Genauso erstaunt es mich bis heute, dass ein Päckchen stellvertretend für den Inhalt akzeptiert wird. Beispiel: Von der Packung einer Tütensuppe wird nicht erwartet, dass diese Packung die Suppe selbst ist. Auch wird nicht erwartet, dass sie wenigstens das Pulver ist, aus dem die Suppe zubereitet wird. Die Tütensuppenbenutzer um mich herum kommen alle mit dem Aspekt klar, dass die Tüte dieser Instantsuppe lediglich jenes Gefäss ist, welches das Suppenpulver enthält. Weiterhin wird diese Tüte als Fläche für Werbung und Information benutzt.

In mehreren Jahren der Übung konnte ich erlernen, dass mir mein Körper als Transportmittel dient, damit ich physisch dorthin gelange, um z.B. neue Nahrung zu erlangen, welche meine physische Basis aufrecht erhält. Ausserordentlich angenehm find ich, dass ich mittels meines Körpers zu Quellen gelangen kann, die mir neue interessante Informationen ermöglichen - Denkfutter halt!

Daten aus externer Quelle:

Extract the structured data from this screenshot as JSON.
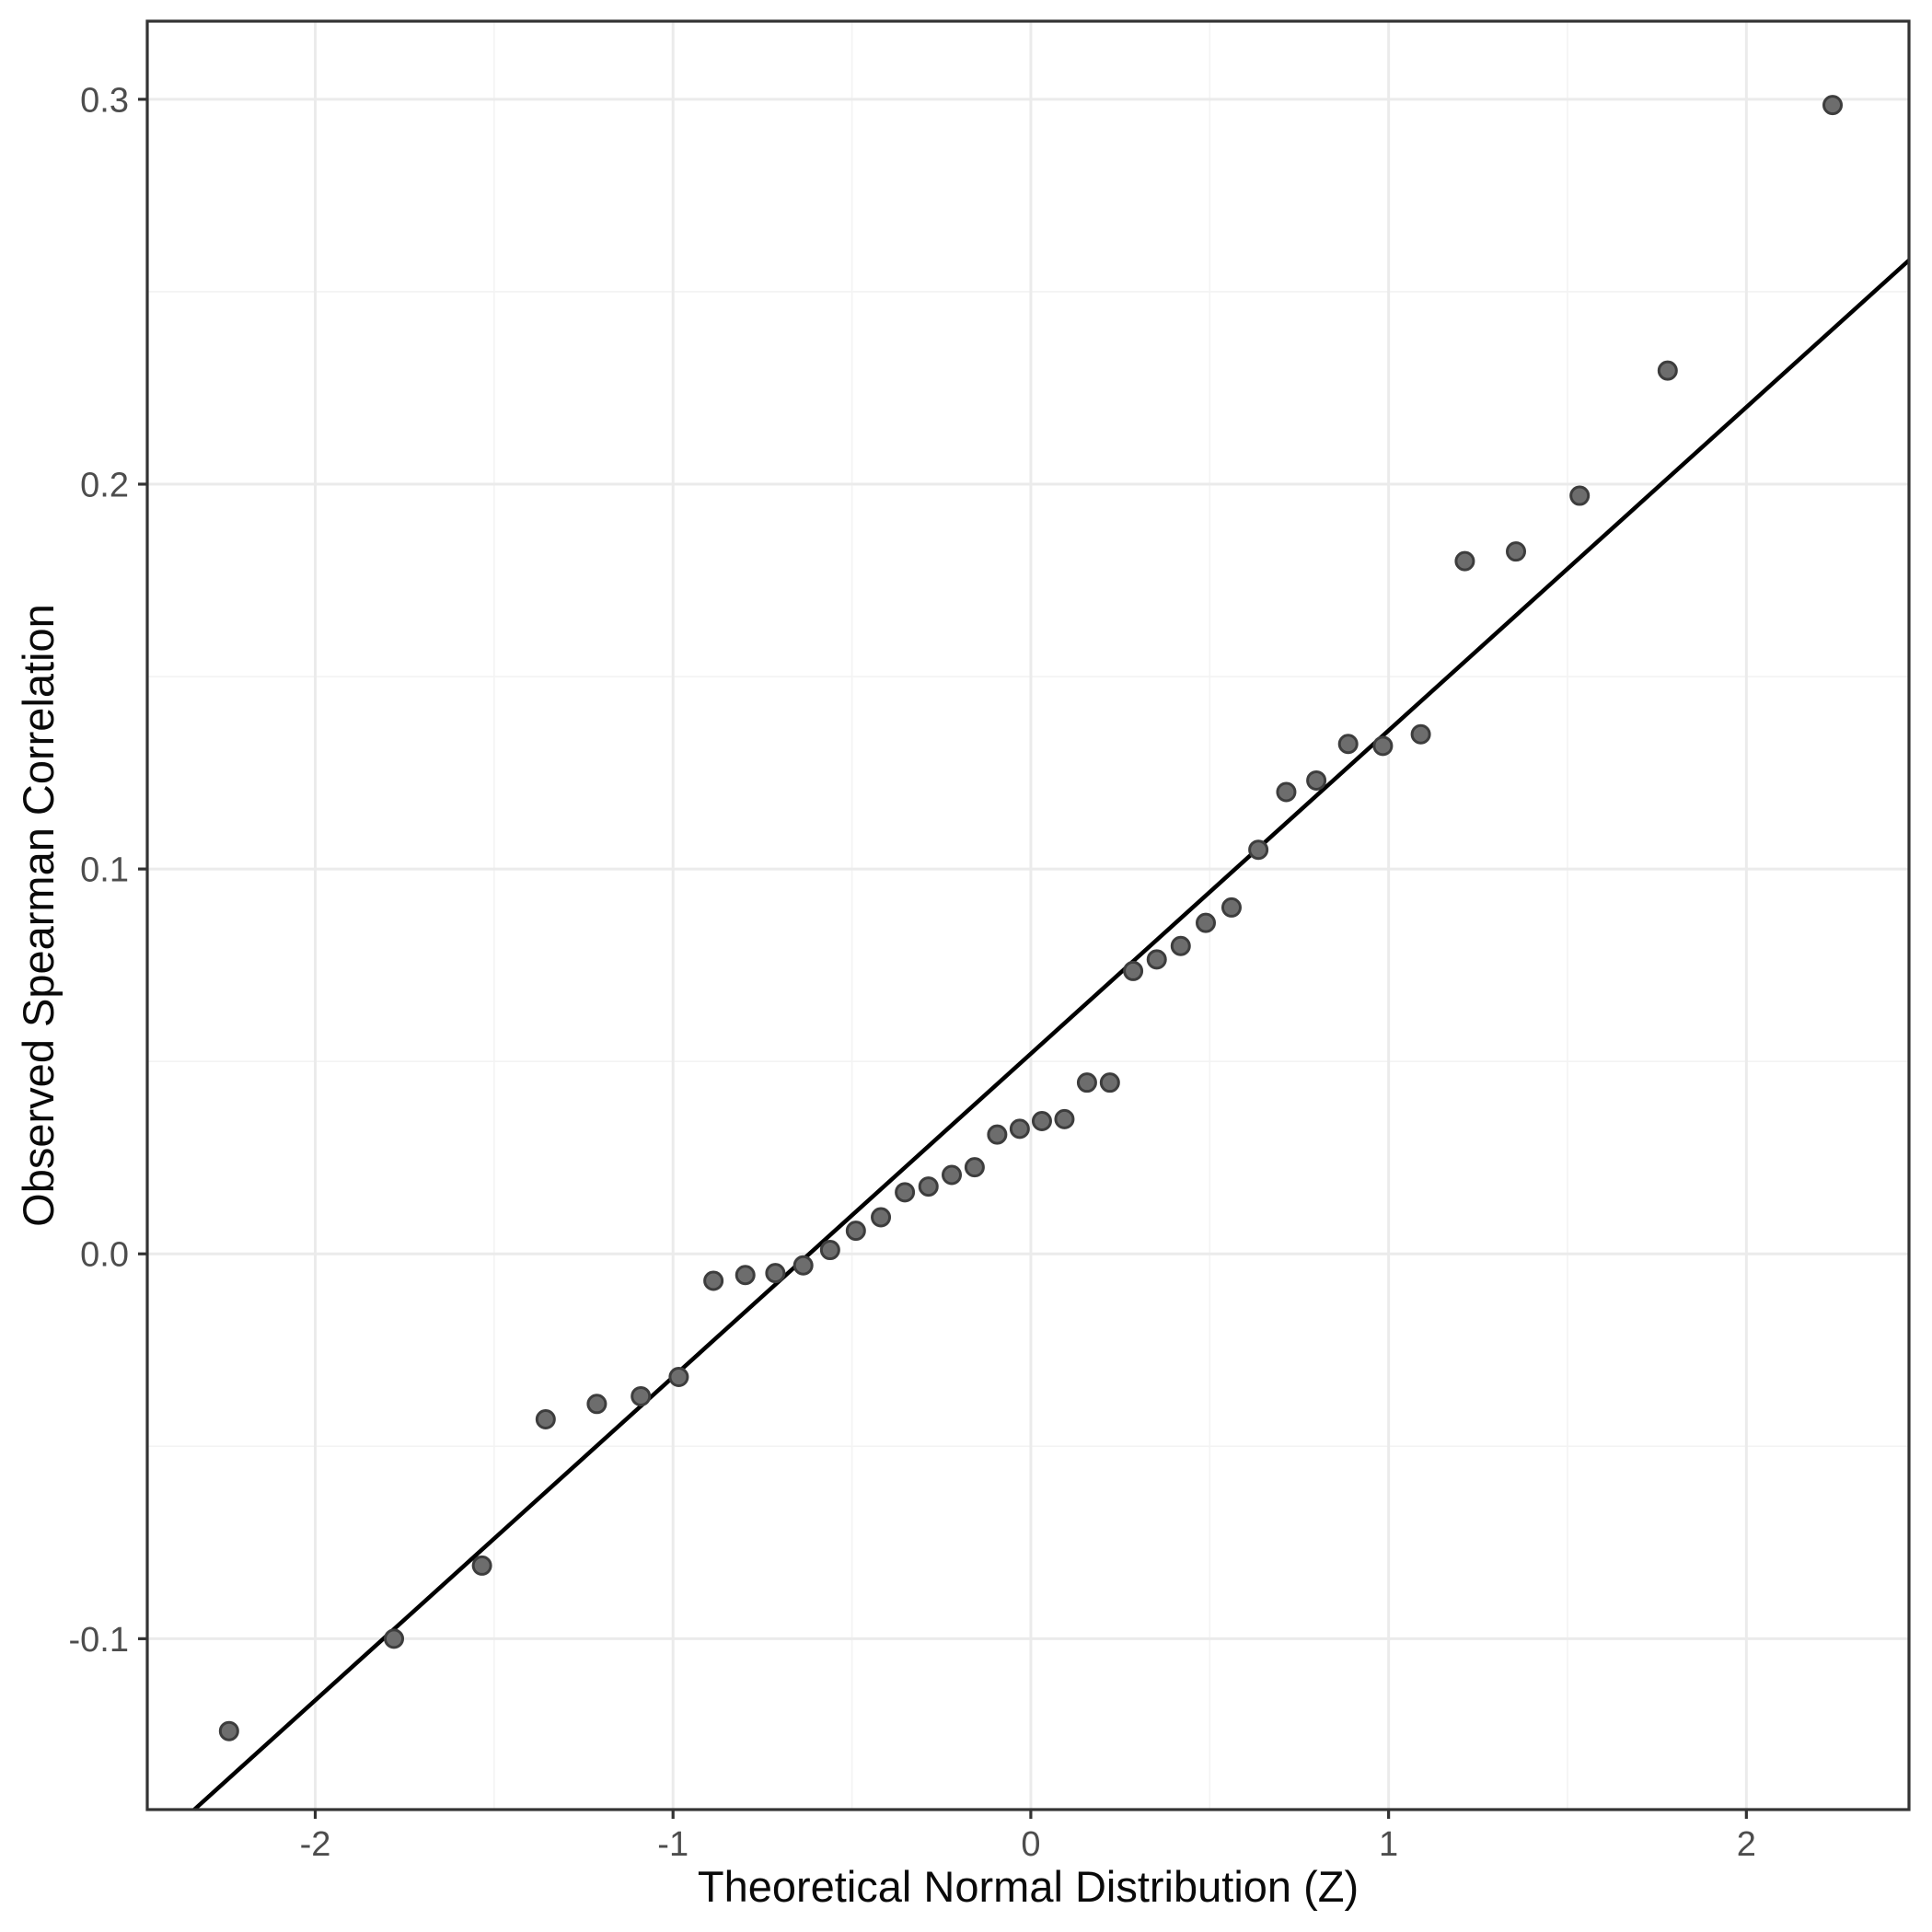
{
  "chart_data": {
    "type": "scatter",
    "title": "",
    "xlabel": "Theoretical Normal Distribution (Z)",
    "ylabel": "Observed Spearman Correlation",
    "x_tick_values": [
      -2,
      -1,
      0,
      1,
      2
    ],
    "x_tick_labels": [
      "-2",
      "-1",
      "0",
      "1",
      "2"
    ],
    "x_minor_ticks": [
      -1.5,
      -0.5,
      0.5,
      1.5
    ],
    "y_tick_values": [
      -0.1,
      0.0,
      0.1,
      0.2,
      0.3
    ],
    "y_tick_labels": [
      "-0.1",
      "0.0",
      "0.1",
      "0.2",
      "0.3"
    ],
    "y_minor_ticks": [
      -0.05,
      0.05,
      0.15,
      0.25
    ],
    "xlim": [
      -2.4695,
      2.4545
    ],
    "ylim": [
      -0.1444,
      0.3203
    ],
    "grid": true,
    "legend_position": "none",
    "ref_line": {
      "intercept": 0.052,
      "slope": 0.084
    },
    "points": [
      [
        -2.241,
        -0.124
      ],
      [
        -1.78,
        -0.1
      ],
      [
        -1.534,
        -0.081
      ],
      [
        -1.356,
        -0.043
      ],
      [
        -1.213,
        -0.039
      ],
      [
        -1.09,
        -0.037
      ],
      [
        -0.984,
        -0.032
      ],
      [
        -0.887,
        -0.007
      ],
      [
        -0.798,
        -0.0055
      ],
      [
        -0.714,
        -0.005
      ],
      [
        -0.636,
        -0.003
      ],
      [
        -0.561,
        0.001
      ],
      [
        -0.489,
        0.006
      ],
      [
        -0.419,
        0.0095
      ],
      [
        -0.352,
        0.016
      ],
      [
        -0.286,
        0.0175
      ],
      [
        -0.221,
        0.0205
      ],
      [
        -0.157,
        0.0225
      ],
      [
        -0.094,
        0.031
      ],
      [
        -0.031,
        0.0325
      ],
      [
        0.031,
        0.0345
      ],
      [
        0.094,
        0.035
      ],
      [
        0.157,
        0.0445
      ],
      [
        0.221,
        0.0445
      ],
      [
        0.286,
        0.0735
      ],
      [
        0.352,
        0.0765
      ],
      [
        0.419,
        0.08
      ],
      [
        0.489,
        0.086
      ],
      [
        0.561,
        0.09
      ],
      [
        0.636,
        0.105
      ],
      [
        0.714,
        0.12
      ],
      [
        0.798,
        0.123
      ],
      [
        0.887,
        0.1325
      ],
      [
        0.984,
        0.132
      ],
      [
        1.09,
        0.135
      ],
      [
        1.213,
        0.18
      ],
      [
        1.356,
        0.1825
      ],
      [
        1.534,
        0.197
      ],
      [
        1.78,
        0.2295
      ],
      [
        2.241,
        0.2985
      ]
    ]
  },
  "style": {
    "background": "#ffffff",
    "panel_background": "#ffffff",
    "panel_border_color": "#333333",
    "grid_major_color": "#ebebeb",
    "grid_minor_color": "#f3f3f3",
    "tick_color": "#333333",
    "tick_label_color": "#4d4d4d",
    "axis_title_color": "#0a0a0a",
    "point_fill": "#6d6d6d",
    "point_stroke": "#3d3d3d",
    "ref_line_color": "#000000"
  }
}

Meinen Körper auch als Fläche für Werbung und Information zu benutzen, lerne ich nur sehr langsam. Dieser Bereich widerstrebt mir. Um in dieser Gesellschaft halbwegs durchzukommen, ist es aber wohl sinnvoll ein paar dieser Werbetechniken zu beherrschen, zumindest wenn man als weiblich gilt.

Ich habe sehr lange üben müssen, dass um in Sozialer Interaktion irgendwie miteinander verständlich zu sein, bestimmte Formen der Abkürzung abzeptiert werden. Es werden Symbole verabredet, die stellvertretend für den Inhalt stehen....lediglich, um den Alltag jeder für sich und alle miteinander irgendwie geregelt zu kriegen.

Und so ist es wohl Teil dieser Gesellschaft, dass der Name einer Person stellvertretend für jene gemeinte Person ist. Auf der physichen Ebene ist daher offenbar mein Körper ein Gefäss, daher ein Symbol für meine komplette Person - mein Körper ist ein Symbol für den geistig-seelischen Inhalt, der mich ausmacht.